Dr. Angela Brooks-Wilson talks about the impact of Seniors on cancer research.
I mentioned in a previous blog that one of the most important tasks of a researcher is to train the next generation of cancer researchers. At the BC Cancer Agency we have a unique training program for graduate students working on MSc or PhD degrees on cancer, the Interdisciplinary Oncology Program (IOP). This Agency-initiated program now has over 50 students. In part through the IOP, the BC Cancer Agency is central to the training of cancer researchers in B.C.
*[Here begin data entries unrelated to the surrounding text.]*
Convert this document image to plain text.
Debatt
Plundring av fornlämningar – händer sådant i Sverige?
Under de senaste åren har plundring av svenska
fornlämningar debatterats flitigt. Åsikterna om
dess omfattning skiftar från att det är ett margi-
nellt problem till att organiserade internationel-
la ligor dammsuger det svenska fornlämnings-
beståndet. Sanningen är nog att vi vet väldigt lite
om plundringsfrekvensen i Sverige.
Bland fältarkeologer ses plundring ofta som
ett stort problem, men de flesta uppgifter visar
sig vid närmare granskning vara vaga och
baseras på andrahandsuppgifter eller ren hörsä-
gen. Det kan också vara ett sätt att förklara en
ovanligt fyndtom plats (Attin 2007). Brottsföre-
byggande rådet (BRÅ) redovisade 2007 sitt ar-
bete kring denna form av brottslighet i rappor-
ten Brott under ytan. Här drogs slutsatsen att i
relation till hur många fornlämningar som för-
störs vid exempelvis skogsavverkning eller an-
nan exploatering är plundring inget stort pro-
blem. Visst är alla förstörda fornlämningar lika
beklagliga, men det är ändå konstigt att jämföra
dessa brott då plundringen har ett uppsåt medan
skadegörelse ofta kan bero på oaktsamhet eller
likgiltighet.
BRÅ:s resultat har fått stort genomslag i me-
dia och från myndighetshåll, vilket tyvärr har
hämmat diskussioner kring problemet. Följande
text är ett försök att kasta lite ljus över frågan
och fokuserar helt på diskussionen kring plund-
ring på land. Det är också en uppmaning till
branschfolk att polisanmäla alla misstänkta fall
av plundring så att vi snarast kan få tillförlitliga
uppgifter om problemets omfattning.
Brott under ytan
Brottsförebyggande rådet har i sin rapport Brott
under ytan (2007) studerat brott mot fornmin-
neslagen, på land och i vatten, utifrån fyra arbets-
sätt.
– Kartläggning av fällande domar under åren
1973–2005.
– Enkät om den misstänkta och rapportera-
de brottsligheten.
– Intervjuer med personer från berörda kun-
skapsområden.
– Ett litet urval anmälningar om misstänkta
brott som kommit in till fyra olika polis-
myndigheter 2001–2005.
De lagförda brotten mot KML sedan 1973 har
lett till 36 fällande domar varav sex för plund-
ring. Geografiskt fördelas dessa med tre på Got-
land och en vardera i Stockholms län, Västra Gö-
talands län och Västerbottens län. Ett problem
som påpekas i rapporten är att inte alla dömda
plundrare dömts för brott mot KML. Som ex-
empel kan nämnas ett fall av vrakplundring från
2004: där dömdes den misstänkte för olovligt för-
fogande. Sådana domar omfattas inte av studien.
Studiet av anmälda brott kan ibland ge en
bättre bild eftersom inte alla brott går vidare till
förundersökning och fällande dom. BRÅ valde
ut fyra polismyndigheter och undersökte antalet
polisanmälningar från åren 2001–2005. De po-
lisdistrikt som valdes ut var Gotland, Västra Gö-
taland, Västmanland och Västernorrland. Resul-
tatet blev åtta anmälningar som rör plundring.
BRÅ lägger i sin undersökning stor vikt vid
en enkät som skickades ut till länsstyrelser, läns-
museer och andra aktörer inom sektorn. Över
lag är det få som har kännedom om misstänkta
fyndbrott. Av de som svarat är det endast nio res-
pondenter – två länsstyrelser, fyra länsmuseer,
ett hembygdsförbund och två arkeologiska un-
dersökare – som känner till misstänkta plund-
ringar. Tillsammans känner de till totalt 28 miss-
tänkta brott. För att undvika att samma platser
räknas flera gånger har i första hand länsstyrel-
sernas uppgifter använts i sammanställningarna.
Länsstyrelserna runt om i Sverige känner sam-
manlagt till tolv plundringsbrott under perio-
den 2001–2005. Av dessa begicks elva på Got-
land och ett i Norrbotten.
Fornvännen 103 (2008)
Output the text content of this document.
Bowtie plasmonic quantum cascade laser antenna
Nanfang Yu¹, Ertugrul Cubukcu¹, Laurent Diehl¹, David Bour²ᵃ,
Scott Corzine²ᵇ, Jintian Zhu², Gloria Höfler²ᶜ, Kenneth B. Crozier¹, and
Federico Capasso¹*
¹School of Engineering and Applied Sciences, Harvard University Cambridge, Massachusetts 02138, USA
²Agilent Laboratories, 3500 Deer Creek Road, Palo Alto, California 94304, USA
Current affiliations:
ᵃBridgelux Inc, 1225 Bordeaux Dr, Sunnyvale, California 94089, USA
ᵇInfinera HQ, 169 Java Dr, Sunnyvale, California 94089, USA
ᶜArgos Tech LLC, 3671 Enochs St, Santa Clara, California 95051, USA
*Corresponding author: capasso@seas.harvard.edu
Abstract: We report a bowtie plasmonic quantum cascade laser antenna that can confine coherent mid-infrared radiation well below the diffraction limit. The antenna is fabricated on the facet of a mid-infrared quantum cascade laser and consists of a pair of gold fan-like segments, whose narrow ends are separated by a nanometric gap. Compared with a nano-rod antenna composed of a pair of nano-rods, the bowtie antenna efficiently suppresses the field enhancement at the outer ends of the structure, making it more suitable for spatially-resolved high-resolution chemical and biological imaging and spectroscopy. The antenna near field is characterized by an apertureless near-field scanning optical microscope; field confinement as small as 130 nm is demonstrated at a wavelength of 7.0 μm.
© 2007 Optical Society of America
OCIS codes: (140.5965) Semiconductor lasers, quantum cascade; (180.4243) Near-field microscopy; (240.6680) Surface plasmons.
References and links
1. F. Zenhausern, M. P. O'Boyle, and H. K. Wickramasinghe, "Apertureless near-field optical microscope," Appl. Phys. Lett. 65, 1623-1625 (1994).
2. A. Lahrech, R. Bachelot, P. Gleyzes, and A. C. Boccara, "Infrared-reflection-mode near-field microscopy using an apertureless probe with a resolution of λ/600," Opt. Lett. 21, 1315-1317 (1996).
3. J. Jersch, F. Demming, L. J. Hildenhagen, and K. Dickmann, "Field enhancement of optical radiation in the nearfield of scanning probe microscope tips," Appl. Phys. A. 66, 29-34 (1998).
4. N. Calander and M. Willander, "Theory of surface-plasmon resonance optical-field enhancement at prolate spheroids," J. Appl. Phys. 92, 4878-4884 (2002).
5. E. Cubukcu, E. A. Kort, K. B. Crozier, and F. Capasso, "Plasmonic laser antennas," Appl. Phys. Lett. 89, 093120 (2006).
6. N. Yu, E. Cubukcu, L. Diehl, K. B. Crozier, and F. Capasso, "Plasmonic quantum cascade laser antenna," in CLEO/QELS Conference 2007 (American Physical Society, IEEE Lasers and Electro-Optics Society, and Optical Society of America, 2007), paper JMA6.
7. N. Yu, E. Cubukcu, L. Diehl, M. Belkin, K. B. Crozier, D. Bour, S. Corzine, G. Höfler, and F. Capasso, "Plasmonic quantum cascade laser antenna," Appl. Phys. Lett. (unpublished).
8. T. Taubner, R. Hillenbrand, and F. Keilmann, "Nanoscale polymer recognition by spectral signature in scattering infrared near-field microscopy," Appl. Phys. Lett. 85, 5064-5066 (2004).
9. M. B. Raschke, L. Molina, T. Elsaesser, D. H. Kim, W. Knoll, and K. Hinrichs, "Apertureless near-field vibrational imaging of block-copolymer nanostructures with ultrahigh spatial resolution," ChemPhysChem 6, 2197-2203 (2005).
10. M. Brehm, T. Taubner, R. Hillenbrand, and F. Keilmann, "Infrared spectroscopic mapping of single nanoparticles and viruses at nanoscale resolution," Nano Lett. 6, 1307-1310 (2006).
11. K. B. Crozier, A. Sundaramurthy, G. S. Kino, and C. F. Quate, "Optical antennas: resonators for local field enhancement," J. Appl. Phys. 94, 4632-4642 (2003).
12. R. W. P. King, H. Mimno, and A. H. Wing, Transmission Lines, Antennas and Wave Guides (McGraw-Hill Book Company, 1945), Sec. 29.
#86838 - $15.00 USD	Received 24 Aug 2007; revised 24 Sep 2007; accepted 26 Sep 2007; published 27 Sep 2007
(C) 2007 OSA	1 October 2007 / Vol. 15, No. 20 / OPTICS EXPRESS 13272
The IOP is designed to help students become broad thinkers on cancer issues, in addition to experts in a specific area. They learn about ‘basic’ cancer research (for example, how cancer cells behave, which genes contribute to cancer), ‘clinical’ research (research on patients or using samples from patients), ‘health services’ research (research on costs vs. benefits), and ‘population’ research (for example, what lifestyle factors may affect risk of cancer). A wonderful way to support cancer research is by supporting a trainee beginning their cancer research career.
In my lab, graduate students carry out research on two projects, one is the Lymphoma Families Study I blogged about previously. The other project asks what is special about the genes people who live a long life and remain in exceptionally good health for over 85 years. This is the ‘Super-Seniors’ Study. My team has enrolled 500 amazing people aged 85-109, who have never been diagnosed with cancer, cardiovascular disease, major pulmonary disease, Alzheimer disease or diabetes. Longevity runs in their families – on average, the parents of the Super-Seniors lived 15 years longer than their contemporaries! While lifestyle and other factors are important, it is likely that some of this familial longevity is due to shared genetics.
Over the last decade, large groups of researchers have put together studies of 100,000 or more cancer patients and compared them genetically to people who are cancer-free. Such studies have identified hundreds of “disease variants” which can increase disease risk. We wondered if the Super-Seniors had simply been lucky enough to not inherit these genetic factors. To test this, we looked at the gene sequences of two brothers, aged 106 and 109. To my great surprise, the brothers had just as many common disease variants as ordinary people. Other studies of individuals who lived to 100 or more are in agreement with our Super-Senior data. These healthy long-lived individuals may tolerate the presence of disease variants because they have protective genetic factors that ‘mask’ their effects.
In the future, I hope to sequence the genomes of all the Super-Seniors to look for genetic factors that protect against cancer and other diseases. Philanthropic support from BC Cancer Foundation donors will make a huge difference in these next steps. Finding such factors and learning how they work will help us understand how to better prevent cancer.